Fundament für Schiebetor zweiteilig betonieren

    Diese Seite verwendet Cookies. Durch die Nutzung unserer Seite erklären Sie sich damit einverstanden, dass wir Cookies setzen. Weitere Informationen

    Im Zuge der Aktualisierung auf EFB 2.0 werden umfangreiche Wartungsarbeiten (voraussichtlich) vom 27.04 durchgeführt. Wir Entschuldigen, dass das Forum ab 19 Uhr nicht mehr erreichbar sein wird. Bei planmäßigen Durchlauf sind wir spätestens am darauf folgenden Tag (Samstag) wieder erreichbar.

    • Fundament für Schiebetor zweiteilig betonieren

      Servus,

      ich werde mir ein selbsttragendes Schiebetor für die Hofeinfahrt leisten. Das wird geliefert und montiert, aber es wird WESENTLICH günstiger, erstellt man das Fundament selbst.

      Das Fundament wird 163x30x100 (LxBxH). Es sitzt jedoch nur ca. 20cm von der Grundstücksgrenze und die Randsteine der Straße werden noch getauscht. Das Loch ist bereits auf 1m ausgehoben.
      Das der Baggerfahrer das Loch mit der Humusschaufel äußerst großzügig ausgebaggert hat :cursing: muss ich schalen, wollte Betonschalsteine nehmen 3 Reihen a 245, den Rest Bretterschalung.

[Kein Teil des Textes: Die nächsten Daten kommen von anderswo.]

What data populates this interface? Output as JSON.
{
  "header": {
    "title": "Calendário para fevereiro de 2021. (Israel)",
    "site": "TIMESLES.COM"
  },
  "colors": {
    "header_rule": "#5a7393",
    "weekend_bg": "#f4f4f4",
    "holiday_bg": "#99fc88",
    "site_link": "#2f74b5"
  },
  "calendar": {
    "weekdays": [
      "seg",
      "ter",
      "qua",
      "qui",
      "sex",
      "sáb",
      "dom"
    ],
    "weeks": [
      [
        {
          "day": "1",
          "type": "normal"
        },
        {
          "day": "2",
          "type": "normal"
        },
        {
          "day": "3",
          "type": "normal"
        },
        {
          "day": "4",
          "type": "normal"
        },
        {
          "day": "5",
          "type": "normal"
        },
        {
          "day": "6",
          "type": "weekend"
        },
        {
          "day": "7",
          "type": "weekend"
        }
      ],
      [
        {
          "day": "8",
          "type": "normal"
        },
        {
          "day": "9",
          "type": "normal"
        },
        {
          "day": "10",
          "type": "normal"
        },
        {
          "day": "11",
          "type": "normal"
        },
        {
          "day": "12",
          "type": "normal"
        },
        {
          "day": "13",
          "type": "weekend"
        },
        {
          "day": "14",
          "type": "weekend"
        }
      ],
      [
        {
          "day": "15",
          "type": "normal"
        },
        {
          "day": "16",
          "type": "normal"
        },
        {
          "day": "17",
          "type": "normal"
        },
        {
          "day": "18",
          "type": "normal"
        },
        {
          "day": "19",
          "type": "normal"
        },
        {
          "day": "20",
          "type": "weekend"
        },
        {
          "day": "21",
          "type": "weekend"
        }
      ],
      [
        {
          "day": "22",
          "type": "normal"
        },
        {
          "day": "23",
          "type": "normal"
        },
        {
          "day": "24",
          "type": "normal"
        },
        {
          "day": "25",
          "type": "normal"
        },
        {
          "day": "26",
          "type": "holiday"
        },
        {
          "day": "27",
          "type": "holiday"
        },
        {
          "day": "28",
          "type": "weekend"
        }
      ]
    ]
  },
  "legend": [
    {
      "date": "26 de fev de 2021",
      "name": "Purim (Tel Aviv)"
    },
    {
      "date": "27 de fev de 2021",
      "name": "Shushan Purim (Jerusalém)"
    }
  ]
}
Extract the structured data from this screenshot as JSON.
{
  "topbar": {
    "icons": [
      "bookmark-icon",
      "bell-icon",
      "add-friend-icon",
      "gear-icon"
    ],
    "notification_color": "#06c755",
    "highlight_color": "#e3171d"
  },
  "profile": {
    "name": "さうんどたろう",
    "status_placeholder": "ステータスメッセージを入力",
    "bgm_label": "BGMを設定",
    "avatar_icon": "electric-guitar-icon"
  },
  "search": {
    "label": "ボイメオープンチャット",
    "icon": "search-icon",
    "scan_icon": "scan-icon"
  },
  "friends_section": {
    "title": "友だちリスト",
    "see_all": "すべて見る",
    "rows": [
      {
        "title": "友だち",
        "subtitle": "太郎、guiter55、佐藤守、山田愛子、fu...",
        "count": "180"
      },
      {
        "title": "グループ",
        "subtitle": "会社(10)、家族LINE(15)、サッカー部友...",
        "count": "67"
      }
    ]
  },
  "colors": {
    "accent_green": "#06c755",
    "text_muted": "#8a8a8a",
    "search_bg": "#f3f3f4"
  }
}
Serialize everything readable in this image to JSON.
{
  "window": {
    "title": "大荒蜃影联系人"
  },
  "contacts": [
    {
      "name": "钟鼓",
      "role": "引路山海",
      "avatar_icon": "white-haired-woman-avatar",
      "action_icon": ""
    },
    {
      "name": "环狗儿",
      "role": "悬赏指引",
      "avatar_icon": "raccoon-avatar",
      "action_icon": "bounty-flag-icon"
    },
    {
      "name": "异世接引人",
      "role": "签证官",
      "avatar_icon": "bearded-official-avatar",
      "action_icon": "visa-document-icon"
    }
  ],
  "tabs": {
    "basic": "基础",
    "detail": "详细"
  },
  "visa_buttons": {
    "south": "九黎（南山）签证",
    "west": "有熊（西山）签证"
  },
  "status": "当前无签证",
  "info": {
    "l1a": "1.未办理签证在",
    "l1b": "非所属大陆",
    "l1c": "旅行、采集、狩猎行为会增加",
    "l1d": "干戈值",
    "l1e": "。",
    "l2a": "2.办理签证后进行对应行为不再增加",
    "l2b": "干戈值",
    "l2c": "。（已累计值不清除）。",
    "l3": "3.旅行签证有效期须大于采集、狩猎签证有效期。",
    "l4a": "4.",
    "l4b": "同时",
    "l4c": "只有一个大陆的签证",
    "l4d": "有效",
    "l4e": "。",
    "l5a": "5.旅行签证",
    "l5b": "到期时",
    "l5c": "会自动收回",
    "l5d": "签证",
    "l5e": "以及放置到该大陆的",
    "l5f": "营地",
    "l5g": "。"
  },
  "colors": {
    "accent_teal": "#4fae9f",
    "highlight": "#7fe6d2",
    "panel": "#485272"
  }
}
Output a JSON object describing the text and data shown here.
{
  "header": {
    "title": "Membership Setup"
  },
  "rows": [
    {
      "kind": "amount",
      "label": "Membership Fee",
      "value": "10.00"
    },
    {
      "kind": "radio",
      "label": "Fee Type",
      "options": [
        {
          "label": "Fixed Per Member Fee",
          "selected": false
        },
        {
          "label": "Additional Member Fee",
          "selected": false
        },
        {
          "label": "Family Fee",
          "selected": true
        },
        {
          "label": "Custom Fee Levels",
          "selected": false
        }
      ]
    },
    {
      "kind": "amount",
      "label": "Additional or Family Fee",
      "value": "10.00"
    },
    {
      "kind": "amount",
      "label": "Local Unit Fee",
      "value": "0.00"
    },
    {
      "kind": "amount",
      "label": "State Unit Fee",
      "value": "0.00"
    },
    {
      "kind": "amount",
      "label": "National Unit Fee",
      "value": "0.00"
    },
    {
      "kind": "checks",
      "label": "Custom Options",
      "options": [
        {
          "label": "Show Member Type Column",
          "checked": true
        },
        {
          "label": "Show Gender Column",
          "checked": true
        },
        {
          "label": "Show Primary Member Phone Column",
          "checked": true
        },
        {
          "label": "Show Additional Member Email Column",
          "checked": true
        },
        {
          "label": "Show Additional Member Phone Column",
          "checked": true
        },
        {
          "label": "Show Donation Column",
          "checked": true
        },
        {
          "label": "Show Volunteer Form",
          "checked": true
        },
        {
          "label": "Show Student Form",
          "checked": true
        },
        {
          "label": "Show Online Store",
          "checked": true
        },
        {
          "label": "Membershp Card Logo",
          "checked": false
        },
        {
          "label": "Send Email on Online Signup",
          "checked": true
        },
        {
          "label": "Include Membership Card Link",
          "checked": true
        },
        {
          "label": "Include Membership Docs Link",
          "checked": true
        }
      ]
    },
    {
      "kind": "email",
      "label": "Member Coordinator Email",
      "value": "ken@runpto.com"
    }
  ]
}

      Jetzt wäre es vom Bauablauf her sehr sinnvoll erst 50cm zu betonieren, dann anzufüllen und verdichten, dann die Randsteine setzen, dann den Rest betonieren.
      Wenn ich da ein paar Bewehrungseisen zur Verbindung einsetze (Bewehrung ist nicht vorgesehen bzw. gefordert) sollte das doch kein Problem darstellen, oder etwa doch?
    • Nö, sollte es nicht.
      Die Oberfläche des Erstbetons möglichst rau lassen (z.B. mit Besen oder besser mit Harke aufrauen) und gut nachbehandeln. Rechtzeitig vor dem Einbringen des Zweitbetons gut vornässen (bei Betonage Oberfläche mattfeucht, nicht nass(!)), so dass die Kapillarporenräume des Erstbetons wassergesättigt sind und dem Zweitbeton nicht das Wasser im Bereich der Grenzschicht entzogen wird.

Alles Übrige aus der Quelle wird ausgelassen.